Concerts

Lingua Ignota à la Société des Arts Technologiques (SAT), le dimanche 19 décembre 2022

Hier soir, à la Société des Arts Technologiques, Kristin Hayter, alias Lingua Ignota, était de passage dans le cadre de sa tournée nord-américaine titrée pour l’occasion Repent Now.

En 2019, Lingua Ignota nous proposait un puissant long format – son troisième en carrière – intitulé Caligula. Un disque émouvant qui plongeait l’auditeur dans une mixture inventive de black métal, de folk gothique et de néo-classicisme. Deux ans plus tard, elle récidivait avec le superbe Sinner Get Ready qui explorait, en partie, la musique traditionnelle appalachienne.

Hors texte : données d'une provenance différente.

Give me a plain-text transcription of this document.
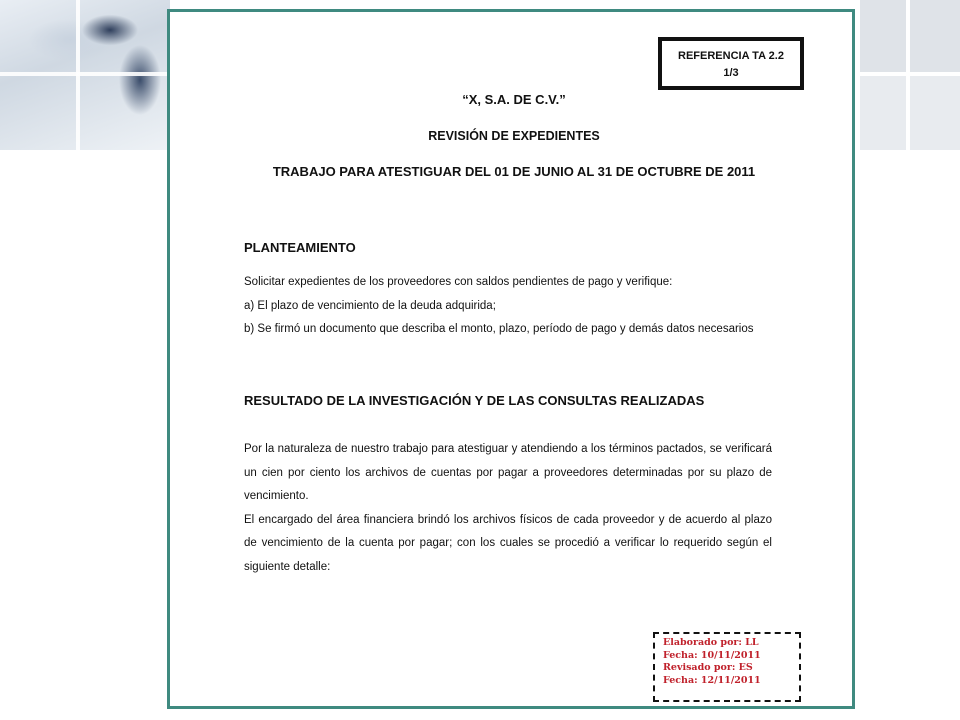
REFERENCIA TA 2.2
1/3
“X, S.A. DE C.V.”
REVISIÓN DE EXPEDIENTES
TRABAJO PARA ATESTIGUAR DEL 01 DE JUNIO AL 31 DE OCTUBRE DE 2011
PLANTEAMIENTO

Solicitar expedientes de los proveedores con saldos pendientes de pago y verifique:

a) El plazo de vencimiento de la deuda adquirida;

b) Se firmó un documento que describa el monto, plazo, período de pago y demás datos necesarios

RESULTADO DE LA INVESTIGACIÓN Y DE LAS CONSULTAS REALIZADAS

Por la naturaleza de nuestro trabajo para atestiguar y atendiendo a los términos pactados, se verificará un cien por ciento los archivos de cuentas por pagar a proveedores determinadas por su plazo de vencimiento.

El encargado del área financiera brindó los archivos físicos de cada proveedor y de acuerdo al plazo de vencimiento de la cuenta por pagar; con los cuales se procedió a verificar lo requerido según el siguiente detalle:

Elaborado por: LL
Fecha: 10/11/2011
Revisado por: ES
Fecha: 12/11/2011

L’œuvre de Kristin Hayter est marquée par les stigmates des humiliations répétitives qu’elle a vécues pendant une importante partie de son existence. Récemment, elle a annoncé qu’elle mettait fin à Lingua Ignota dès la conclusion de cette tournée. Elle déclarait alors ceci : « Ce n’est pas sain pour moi de vivre mes pires expériences encore et encore à travers Lingua Ignota. »

Les attentes étaient immenses pour ce concert… et personne n’a été déçu !

Kristin Hayter, a capella et seule au piano

Vers 20h40, les lumières se ferment et l’artiste, vêtue d’une robe diaphane de couleur verte, passe à travers la foule assez compacte pour s’installer doucement sur une petite scène éclairée par deux lampes sur pied évoquant de longs cierges pascaux. A capella, elle entame O Death, une pièce issue du répertoire traditionnel états-unien. Silence. Toutes et tous sont subjugués par la voix magnifiquement réverbérée de Hayter.

Ensuite, elle se dirige sur scène et s’installe à son piano pour interpréter quatre autres chansons traditionnelles dont la conclusive Jesus’ Blood Never Failed Me Yet du contrebassiste et compositeur Gavin Bryars. Hayter a enchaîné ces quatre chansons sans s’adresser au public pour finalement nous lancer un simple « thank you ». Pause.

Kristin Hayter bouleverse

Après un court répit, l’Américaine s’est installée à la droite de son piano, encore une fois éclairée par ces longues bougies — qu’elle déplaçait elle-même tout au long de la prestation — afin de nous présenter la deuxième portion de son concert.

Cette fois-ci, c’est à l’aide d’une présonorisation qu’elle a parcouru les pièces des deux albums susmentionnés en introduction. Pour recréer les murs de sons qu’elle inflige à ses fans sur disque, il aurait fallu recruter de nombreux accompagnateurs. Faute de moyens, la dame a probablement préféré miser sur l’interprétation de ses chansons que sur la performance musicale en tant que telle. Cela dit, l’auteur de ces lignes a été remué jusqu’à la moelle.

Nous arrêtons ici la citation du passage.